WHY are Asian-Americans excluded from minority fellowships? As a spokesperson for the Ford Foundation told me, "Orientals are overrepresented in the sciences." Displaying similar grouping, Professor of Biochemistry and Molecular Biology Mark S. Ptashne remarked to his Biochemistry 10b class, "maybe I should say [the lecture material] in Chinese"--presumably because of the high number of Asian-Americans in the class. These sorts of blanket generalizations, while not motivated by real racial prejudice, represent a measure of ignorance.

Professor of Education and Social Structure Nathan Glazer commented this fall that "The Civil Rights act I assure you was never passed for Asians either." Such a simplification again strips Asian-Americans of their distinctive cultural identities and denies recognition of the overt and subtle barriers they face today.

Just because Asian-Americans might be adequetely represented in the undergraduate sciences doesn't mean that these barriers do not exist and that Asian-Americans may not need assistance in other fields. And that's what the foundations don't realize.

Mellon Foundation spokeperson Henry Drewry, who is responsible for administration of the fellowship, says in defense of the program's exclusionary policy, "We address the most acute aspects of the problem."

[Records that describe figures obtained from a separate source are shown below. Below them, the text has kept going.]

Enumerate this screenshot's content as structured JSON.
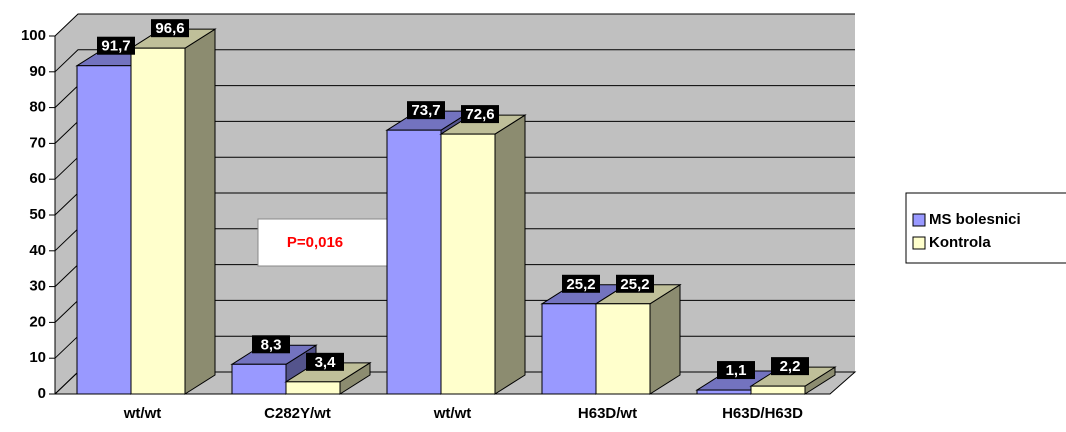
{
  "chart_data": {
    "type": "bar3d",
    "categories": [
      "wt/wt",
      "C282Y/wt",
      "wt/wt",
      "H63D/wt",
      "H63D/H63D"
    ],
    "series": [
      {
        "name": "MS bolesnici",
        "color": "#9999ff",
        "values": [
          91.7,
          8.3,
          73.7,
          25.2,
          1.1
        ],
        "value_labels": [
          "91,7",
          "8,3",
          "73,7",
          "25,2",
          "1,1"
        ]
      },
      {
        "name": "Kontrola",
        "color": "#ffffcc",
        "values": [
          96.6,
          3.4,
          72.6,
          25.2,
          2.2
        ],
        "value_labels": [
          "96,6",
          "3,4",
          "72,6",
          "25,2",
          "2,2"
        ]
      }
    ],
    "ylim": [
      0,
      100
    ],
    "yticks": [
      0,
      10,
      20,
      30,
      40,
      50,
      60,
      70,
      80,
      90,
      100
    ],
    "grid": true,
    "annotation": "P=0,016",
    "legend": "right"
  }
}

Pointing to statistics released by the U.S. Department of Education and the American Council on Education, Drewry insists that Asian-Americans are well-represented in most faculties and Ph.D. programs. However, according to a 1988 Education Department report titled Increasing Minority Faculty: An Elusive Goal, Blacks and Hispanics have proportionally three-fold greater affinity for humanities Ph.D.'s than do Asian-Americans. The report flatly states, "Asian-Americans are highly concentrated in fields such as engineering and computer science..." The average salary of Asian-American professors also lags behind that of whites, Hispanics, and Blacks.

To justify the Mellon Foundation's policy, Drewry also referred to the significant advances of Asian-American representation in American universities. At Harvard, however, proportional Asian-American enrollment at the Graduate School of Arts and Sciences (GSAS) is three times smaller than at the College.

An examination of the tenured faculty shows a total of four Asian-Americans in chemistry, physics, and biology combined. In the fields of classics, English, history, history of science, comparative literature, and philosophy, there is a mere total of three Asian-Americans tenured. These humanities are all fields supported by the Mellon Foundation for non-Asian minorities.

FELLOWSHIPS such as the Mellon and Ford are not affirmative action programs; rather, they merely act as encouragement to minority students. And this is precisely the point that is misinterpreted by opponents of affirmative action. If the ultimate goals of fellowships such as the Ford and Mellon are to normalize faculty salaries and representation, then the exclusion of Asian-Americans is indefensible.

Drewry counters, "These are matters that need to be addressed in a Harvard context... We have an obligation to look more broadly."

And so Harvard University will continue to assert that there are not enough qualified Asian-American humanities scholars suitable for tenure. And foundations such as the Mellon and Ford will continue to deny minority fellowships to Asian-Americans because "Orientals are overrepresented in the sciences." It leaves Asian-Americans paralyzed by a Catch-22.